5.3.1) is reported to be about pH 10 in horse, pH 9.8 in rat and pH 11 in Bacillus brevis. Those working with mammalian systems might favour an assay pH of about 7.2 which is believed to be around the physiological pH within the cell, but clearly this would be unphysiological for gastrointestinal enzymes, such, as pepsin and trypsin, or for lysosomal enzymes. Furthermore, the oxidation of ethanol by liver alcohol dehydrogenase (EC 1.1.1.1) is often followed at higher pH values because the equilibrium of the reaction greatly favours ethanol formation at neutral

pH. Naturally it would be appropriate to use physiological substrates for enzyme assays. However, many studies have used selleck chemicals unphysiological substrates for ease of manipulation and assay. For

example acetylthiocholine is frequently used to assay acetylcholinesterase (EC 3.1.1.7) because the thiocholine produced can be readily detected by reaction with sulfydryl reagent 5, http://www.selleckchem.com/products/ganetespib-sta-9090.html 5′-dithiobis-2-nitrobenzoate (Nbs2) releasing a yellow coloured compound whose formation can be followed spectrophotometrically at 412 nm (Ellman et al., 1961). Other examples include the use of 4-nitrophenyl phosphate to assay alkaline phosphatase (EC 3.1.3.1) (Schumann et al., 2011). The use of synthetic dyes as electron acceptors in oxidoreductase assays has been common and in some cases the physiological acceptor remains unknown.

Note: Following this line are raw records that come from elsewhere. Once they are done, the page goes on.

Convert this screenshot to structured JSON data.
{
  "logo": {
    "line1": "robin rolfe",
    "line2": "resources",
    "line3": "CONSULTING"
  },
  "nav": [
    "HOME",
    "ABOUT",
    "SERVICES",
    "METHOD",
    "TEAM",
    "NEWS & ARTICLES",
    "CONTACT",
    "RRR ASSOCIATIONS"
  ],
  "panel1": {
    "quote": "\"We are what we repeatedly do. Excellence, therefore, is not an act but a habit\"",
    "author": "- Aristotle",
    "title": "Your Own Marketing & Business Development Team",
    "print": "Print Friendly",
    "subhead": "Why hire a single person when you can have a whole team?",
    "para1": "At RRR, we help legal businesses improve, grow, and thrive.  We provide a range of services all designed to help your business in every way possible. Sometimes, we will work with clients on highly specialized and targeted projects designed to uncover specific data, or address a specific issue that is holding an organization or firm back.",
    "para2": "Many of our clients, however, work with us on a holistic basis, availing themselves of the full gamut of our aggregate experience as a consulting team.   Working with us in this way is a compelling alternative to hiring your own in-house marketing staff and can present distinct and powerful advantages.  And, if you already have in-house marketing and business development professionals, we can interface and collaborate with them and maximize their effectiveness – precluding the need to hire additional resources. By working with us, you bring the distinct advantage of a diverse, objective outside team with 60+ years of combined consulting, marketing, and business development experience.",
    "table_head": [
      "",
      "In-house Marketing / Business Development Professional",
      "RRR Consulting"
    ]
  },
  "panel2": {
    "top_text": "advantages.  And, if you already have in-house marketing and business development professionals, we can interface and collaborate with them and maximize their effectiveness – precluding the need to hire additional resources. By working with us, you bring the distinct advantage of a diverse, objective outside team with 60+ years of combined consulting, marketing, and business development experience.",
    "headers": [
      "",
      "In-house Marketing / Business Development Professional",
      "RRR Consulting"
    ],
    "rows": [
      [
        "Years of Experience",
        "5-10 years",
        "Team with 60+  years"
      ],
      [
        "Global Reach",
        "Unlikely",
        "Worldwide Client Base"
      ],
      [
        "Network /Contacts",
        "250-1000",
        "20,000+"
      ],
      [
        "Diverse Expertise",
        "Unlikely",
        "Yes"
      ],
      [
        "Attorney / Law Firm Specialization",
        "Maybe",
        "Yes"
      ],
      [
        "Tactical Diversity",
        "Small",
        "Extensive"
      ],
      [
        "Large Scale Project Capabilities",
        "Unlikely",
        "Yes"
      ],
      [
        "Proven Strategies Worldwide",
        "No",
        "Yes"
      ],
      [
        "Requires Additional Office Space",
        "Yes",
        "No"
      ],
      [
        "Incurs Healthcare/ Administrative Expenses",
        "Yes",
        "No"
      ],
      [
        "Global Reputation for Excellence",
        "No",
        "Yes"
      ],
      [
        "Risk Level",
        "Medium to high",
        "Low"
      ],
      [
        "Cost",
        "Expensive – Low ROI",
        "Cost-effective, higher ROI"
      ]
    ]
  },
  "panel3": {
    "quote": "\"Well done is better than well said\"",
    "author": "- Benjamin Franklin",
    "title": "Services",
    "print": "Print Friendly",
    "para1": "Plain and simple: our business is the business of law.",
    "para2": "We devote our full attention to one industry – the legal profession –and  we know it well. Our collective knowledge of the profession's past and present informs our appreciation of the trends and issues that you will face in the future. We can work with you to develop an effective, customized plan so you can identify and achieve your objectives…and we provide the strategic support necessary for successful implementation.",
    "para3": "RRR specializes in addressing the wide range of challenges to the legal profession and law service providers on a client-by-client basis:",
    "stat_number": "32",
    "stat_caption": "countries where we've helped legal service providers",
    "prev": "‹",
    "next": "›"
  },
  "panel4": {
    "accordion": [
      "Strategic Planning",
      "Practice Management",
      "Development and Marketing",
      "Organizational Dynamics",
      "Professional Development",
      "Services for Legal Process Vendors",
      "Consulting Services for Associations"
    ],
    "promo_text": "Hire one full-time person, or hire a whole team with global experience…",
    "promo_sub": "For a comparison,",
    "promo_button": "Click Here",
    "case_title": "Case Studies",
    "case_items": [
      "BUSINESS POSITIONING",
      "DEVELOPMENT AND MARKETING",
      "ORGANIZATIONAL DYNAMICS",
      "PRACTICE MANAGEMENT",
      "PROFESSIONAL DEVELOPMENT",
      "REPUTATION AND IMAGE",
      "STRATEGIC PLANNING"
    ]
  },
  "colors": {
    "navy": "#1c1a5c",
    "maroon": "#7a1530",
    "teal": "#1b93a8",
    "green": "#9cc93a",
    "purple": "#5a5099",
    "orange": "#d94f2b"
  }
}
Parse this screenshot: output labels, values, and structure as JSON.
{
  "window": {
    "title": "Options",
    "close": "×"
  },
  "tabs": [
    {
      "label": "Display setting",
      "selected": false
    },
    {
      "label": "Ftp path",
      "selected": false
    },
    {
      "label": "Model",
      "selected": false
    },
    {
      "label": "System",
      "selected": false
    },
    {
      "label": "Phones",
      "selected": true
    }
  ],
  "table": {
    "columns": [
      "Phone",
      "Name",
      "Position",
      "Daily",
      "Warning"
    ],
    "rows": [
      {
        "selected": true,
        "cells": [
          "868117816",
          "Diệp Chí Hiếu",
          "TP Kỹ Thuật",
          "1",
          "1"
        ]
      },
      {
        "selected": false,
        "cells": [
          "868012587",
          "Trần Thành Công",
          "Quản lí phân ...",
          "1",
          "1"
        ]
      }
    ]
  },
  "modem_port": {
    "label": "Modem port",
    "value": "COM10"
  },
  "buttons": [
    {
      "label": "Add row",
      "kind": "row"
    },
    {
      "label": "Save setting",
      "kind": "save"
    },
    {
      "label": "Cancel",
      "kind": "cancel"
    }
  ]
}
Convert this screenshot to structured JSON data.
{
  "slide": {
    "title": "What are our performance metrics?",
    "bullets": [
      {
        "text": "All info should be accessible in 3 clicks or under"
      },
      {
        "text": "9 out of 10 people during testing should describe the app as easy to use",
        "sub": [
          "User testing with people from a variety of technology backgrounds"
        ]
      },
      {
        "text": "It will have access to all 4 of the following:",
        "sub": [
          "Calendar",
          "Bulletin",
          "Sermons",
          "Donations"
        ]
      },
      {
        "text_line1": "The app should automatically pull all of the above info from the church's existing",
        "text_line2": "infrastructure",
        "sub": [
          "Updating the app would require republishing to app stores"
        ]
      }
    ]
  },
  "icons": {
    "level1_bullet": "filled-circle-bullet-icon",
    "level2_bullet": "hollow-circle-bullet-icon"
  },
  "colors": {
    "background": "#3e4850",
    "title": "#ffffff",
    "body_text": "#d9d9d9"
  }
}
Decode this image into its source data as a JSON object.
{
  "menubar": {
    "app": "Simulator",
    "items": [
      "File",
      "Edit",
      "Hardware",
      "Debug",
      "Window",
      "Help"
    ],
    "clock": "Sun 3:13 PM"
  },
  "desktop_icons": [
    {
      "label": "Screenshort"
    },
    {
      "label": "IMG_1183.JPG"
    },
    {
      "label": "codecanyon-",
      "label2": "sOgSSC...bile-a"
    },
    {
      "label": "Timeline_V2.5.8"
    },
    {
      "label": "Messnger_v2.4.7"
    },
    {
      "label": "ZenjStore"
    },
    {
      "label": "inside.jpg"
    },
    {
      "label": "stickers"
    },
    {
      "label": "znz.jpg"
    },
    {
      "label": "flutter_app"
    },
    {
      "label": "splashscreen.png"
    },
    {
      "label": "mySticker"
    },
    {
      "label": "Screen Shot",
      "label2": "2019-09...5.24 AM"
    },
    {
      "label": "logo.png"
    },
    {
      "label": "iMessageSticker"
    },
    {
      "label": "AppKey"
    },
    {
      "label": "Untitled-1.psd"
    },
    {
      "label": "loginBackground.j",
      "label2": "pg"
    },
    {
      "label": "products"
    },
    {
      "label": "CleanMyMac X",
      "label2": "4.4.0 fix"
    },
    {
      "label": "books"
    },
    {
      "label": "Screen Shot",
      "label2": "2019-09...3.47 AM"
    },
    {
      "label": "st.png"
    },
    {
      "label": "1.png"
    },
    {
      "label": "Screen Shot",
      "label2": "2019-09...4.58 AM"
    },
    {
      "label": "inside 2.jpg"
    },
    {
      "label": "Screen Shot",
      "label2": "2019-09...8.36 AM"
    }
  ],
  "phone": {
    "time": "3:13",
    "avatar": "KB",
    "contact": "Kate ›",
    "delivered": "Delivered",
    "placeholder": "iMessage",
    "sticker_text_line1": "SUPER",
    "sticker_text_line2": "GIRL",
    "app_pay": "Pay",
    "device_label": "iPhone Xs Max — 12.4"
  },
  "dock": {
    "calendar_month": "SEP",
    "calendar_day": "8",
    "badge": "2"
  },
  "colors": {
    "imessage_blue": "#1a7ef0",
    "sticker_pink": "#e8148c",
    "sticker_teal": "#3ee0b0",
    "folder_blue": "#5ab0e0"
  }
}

The demand for higher assay sensitivity and high-throughput procedures has resulted in the development of an increasing number of chromogenic and fluorogenic substrates (Goddard and Reymond, 2004 and Reymond et al., 2009). Clearly, in such cases a considerable amount of work would be necessary to show whether the enzyme behaves identically towards such substrates as it does towards its physiological substrates. It is often recommended that saturating substrate concentrations should be used (i.e. >10Km, for all substrates), as discussed Amino acid by Bisswanger

(2014). This, of course, assumes that the Km values have already been determined, at least approximately. Furthermore, this might not always be practicable because of factors such as solubility, the occurrence of high-substrate inhibition or a high absorbance of the assay mixture affecting the behaviour of optical assays ( Dixon et al., 1979 and McDonald and Tipton, 2002). It should also be remembered that any change in the assay conditions (e.g., pH, temperature, ionic strength) may affect the Km values. The buffers and ionic strengths and used in enzyme assays vary widely and are often far from physiological. It might be helpful if it were possible to recommend a simple standard buffer for use in all enzyme assays. Unfortunately, this goal appears to be unobtainable, because at least some enzymes are unhappy in one or other of the common buffers (see e.g., Boyce et al., 2004).